The puzzlement was to consider three games, each of which involves flipping coins. You start with some amount of capital, say $1,000. Your capital goes up by $1 if the coin comes up heads, and goes down by $1 if the coin comes up tails. Game A uses a coin that comes up heads with probability 0.495. Game B uses two coins, one that comes up heads with probability 0.095, and another that comes up heads with probability 0.745. If your capital is a multiple of 3, use the first coin, otherwise use the second coin. Game C uses a fair coin to determine whether to play Game A or Game B (play one round of whichever game is selected, and then flip the fair coin again, etc.). Stuart Klugman provided the following solution.

1. Why is it a paradox?

Simulations can reveal that games A and B are losers and game C is a winner. This is already a paradox. How can randomly selecting between two losing propositions make one a winner? But there is an additional paradox and that concerns game B. Assuming one's fortune is a multiple of three one-third of the time, the probability of a win on a randomly observed turn is (1/3)(0.095) + (2/3)(0.745) = 0.52833 and so game B appears to be a winner, not a loser. Why is game B a loser?

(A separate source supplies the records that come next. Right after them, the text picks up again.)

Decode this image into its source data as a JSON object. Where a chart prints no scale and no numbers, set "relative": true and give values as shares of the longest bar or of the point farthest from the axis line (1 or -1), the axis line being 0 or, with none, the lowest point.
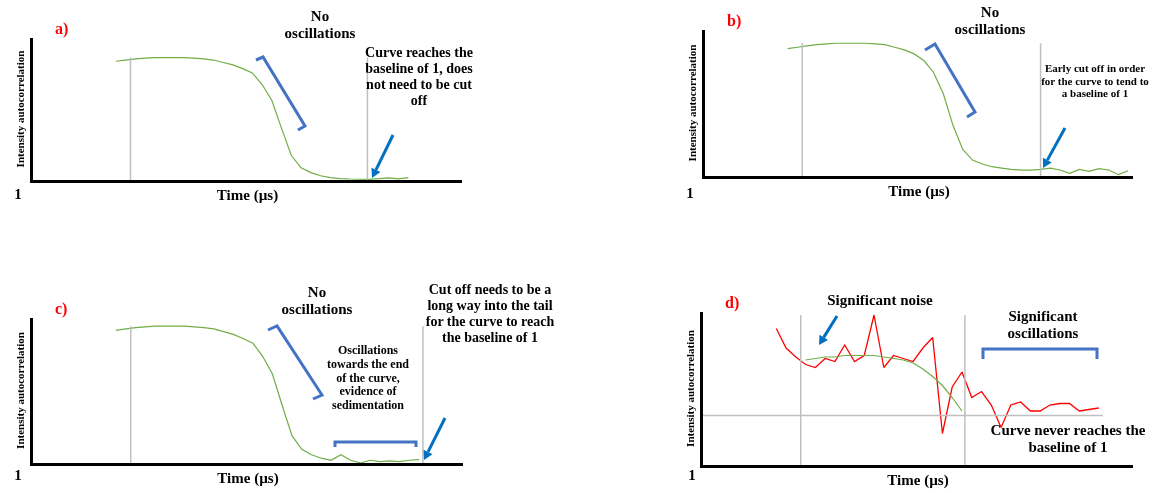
{
  "chart_data": [
    {
      "type": "line",
      "title": "a)",
      "xlabel": "Time (µs)",
      "ylabel": "Intensity autocorrelation",
      "relative": true,
      "line_style": "solid",
      "categories": [
        null,
        null,
        null,
        null,
        null,
        null,
        null,
        null,
        null,
        null,
        null,
        null,
        null,
        null,
        null,
        null,
        null,
        null,
        null,
        null,
        null,
        null,
        null,
        null,
        null,
        null,
        null,
        null,
        null,
        null,
        null,
        null,
        null,
        null,
        null,
        null,
        null,
        null,
        null,
        null,
        null,
        null,
        null,
        null
      ],
      "series": [
        {
          "color": "#70ad47",
          "values": [
            null,
            null,
            null,
            null,
            null,
            null,
            null,
            null,
            0.97,
            0.98,
            0.99,
            0.995,
            1,
            1,
            1,
            1,
            0.995,
            0.99,
            0.98,
            0.96,
            0.94,
            0.91,
            0.875,
            0.78,
            0.65,
            0.42,
            0.2,
            0.1,
            0.06,
            0.035,
            0.02,
            0.012,
            0.008,
            0.006,
            0.005,
            0.012,
            0.018,
            0.01,
            0.02,
            null,
            null,
            null,
            null,
            null
          ]
        }
      ],
      "annotations": [
        "1",
        "No oscillations",
        "Curve reaches the baseline of 1, does not need to be cut off"
      ]
    },
    {
      "type": "line",
      "title": "b)",
      "xlabel": "Time (µs)",
      "ylabel": "Intensity autocorrelation",
      "relative": true,
      "line_style": "solid",
      "categories": [
        null,
        null,
        null,
        null,
        null,
        null,
        null,
        null,
        null,
        null,
        null,
        null,
        null,
        null,
        null,
        null,
        null,
        null,
        null,
        null,
        null,
        null,
        null,
        null,
        null,
        null,
        null,
        null,
        null,
        null,
        null,
        null,
        null,
        null,
        null,
        null,
        null,
        null,
        null,
        null,
        null,
        null,
        null,
        null
      ],
      "series": [
        {
          "color": "#70ad47",
          "values": [
            null,
            null,
            null,
            null,
            null,
            null,
            null,
            null,
            0.96,
            0.97,
            0.98,
            0.99,
            0.995,
            1,
            1,
            1,
            1,
            0.995,
            0.99,
            0.97,
            0.95,
            0.92,
            0.87,
            0.78,
            0.62,
            0.38,
            0.2,
            0.12,
            0.09,
            0.07,
            0.06,
            0.05,
            0.045,
            0.045,
            0.05,
            0.06,
            0.045,
            0.02,
            0.05,
            0.035,
            0.055,
            0.045,
            0.01,
            0.04
          ]
        }
      ],
      "annotations": [
        "1",
        "No oscillations",
        "Early cut off in order for the curve to tend to a baseline of 1"
      ]
    },
    {
      "type": "line",
      "title": "c)",
      "xlabel": "Time (µs)",
      "ylabel": "Intensity autocorrelation",
      "relative": true,
      "line_style": "solid",
      "categories": [
        null,
        null,
        null,
        null,
        null,
        null,
        null,
        null,
        null,
        null,
        null,
        null,
        null,
        null,
        null,
        null,
        null,
        null,
        null,
        null,
        null,
        null,
        null,
        null,
        null,
        null,
        null,
        null,
        null,
        null,
        null,
        null,
        null,
        null,
        null,
        null,
        null,
        null,
        null,
        null,
        null,
        null,
        null,
        null
      ],
      "series": [
        {
          "color": "#70ad47",
          "values": [
            null,
            null,
            null,
            null,
            null,
            null,
            null,
            null,
            0.97,
            0.98,
            0.99,
            0.995,
            1,
            1,
            1,
            1,
            0.995,
            0.99,
            0.98,
            0.96,
            0.94,
            0.91,
            0.875,
            0.78,
            0.65,
            0.42,
            0.2,
            0.1,
            0.06,
            0.035,
            0.02,
            0.06,
            0.02,
            0,
            0.02,
            0.01,
            0.015,
            0.01,
            0.02,
            0.025,
            null,
            null,
            null,
            null
          ]
        }
      ],
      "annotations": [
        "1",
        "No oscillations",
        "Oscillations towards the end of the curve, evidence of sedimentation",
        "Cut off needs to be a long way into the tail for the curve to reach the baseline of 1"
      ]
    },
    {
      "type": "line",
      "title": "d)",
      "xlabel": "Time (µs)",
      "ylabel": "Intensity autocorrelation",
      "relative": true,
      "line_style": "solid",
      "categories": [
        null,
        null,
        null,
        null,
        null,
        null,
        null,
        null,
        null,
        null,
        null,
        null,
        null,
        null,
        null,
        null,
        null,
        null,
        null,
        null,
        null,
        null,
        null,
        null,
        null,
        null,
        null,
        null,
        null,
        null,
        null,
        null,
        null,
        null,
        null,
        null,
        null,
        null,
        null,
        null,
        null,
        null,
        null,
        null
      ],
      "series": [
        {
          "color": "#ff0000",
          "values": [
            null,
            null,
            null,
            null,
            null,
            null,
            null,
            0.91,
            0.78,
            0.72,
            0.67,
            0.65,
            0.71,
            0.69,
            0.8,
            0.69,
            0.73,
            1,
            0.65,
            0.73,
            0.71,
            0.69,
            0.78,
            0.85,
            0.21,
            0.52,
            0.62,
            0.45,
            0.49,
            0.4,
            0.25,
            0.4,
            0.42,
            0.36,
            0.36,
            0.4,
            0.41,
            0.41,
            0.36,
            0.37,
            0.38,
            null,
            null,
            null
          ]
        },
        {
          "color": "#70ad47",
          "values": [
            null,
            null,
            null,
            null,
            null,
            null,
            null,
            null,
            null,
            null,
            0.7,
            0.71,
            0.72,
            0.72,
            0.73,
            0.73,
            0.73,
            0.73,
            0.72,
            0.71,
            0.7,
            0.68,
            0.64,
            0.59,
            0.53,
            0.45,
            0.36,
            null,
            null,
            null,
            null,
            null,
            null,
            null,
            null,
            null,
            null,
            null,
            null,
            null,
            null,
            null,
            null,
            null
          ]
        }
      ],
      "ref_lines": [
        {
          "axis": "y",
          "value": 0.33,
          "color": "#bfbfbf"
        }
      ],
      "annotations": [
        "1",
        "Significant noise",
        "Significant oscillations",
        "Curve never reaches the baseline of 1"
      ]
    }
  ]
}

Game B is a loser because more than one-third of the time is spent having a fortune that is a multiple of three. This seems reasonable. When one's fortune is a multiple of three, it is likely that the next play will be a loss, moving the fortune to being one less than a multiple of three. But then the most likely next move is a win, getting one back to a multiple of three sooner than expected.

2. Why is applied probability on the new Exam 3?

So all new actuaries can analyze game B. It is a Markov chain. There are three states, being one's fortune mod 3. The following table provides the matrix of transition probabilities.

Next State Current State
 0 1 2
0 0 0.255 0.745
1 0.095 0 0.255
2 0.905 0.745 0

The steady-state probabilities are the eigenvector that goes with an eigenvalue of 1 and has elements that sum to 1. Equivalently, if A is the matrix above, solve the equation Ax = x constraining the elements of x to add to one. The solution is 0.383612, 0.154281, and 0.462108. The probability of winning on a randomly selected turn is 0.383612(0.095) + (0.616388)(0.745) = 0.495652 and we see that indeed, game B is a loser.

Game C can be analyzed the same way. The transition probabilities are different. For example, if in state 0, the probability of going to state 1 (winning) is 0.5(0.095) + 0.5(0.495) = 0.295. When in states 1 or 2 the probability of winning is 0.5(0.745) + 0.5(0.495) = 0.62. The steady-state probabilities are now 0.34507, 0.254108, and 0.400822. The probability of winning on a randomly selected turn is 0.507852.

This was also solved by Nolan Asch, Don Glick, John Herder, Glenn Meyers, Ira Kaplan, and David Skurnick.

In the last issue we failed to note that a correct solution was sent in by Amy Angell.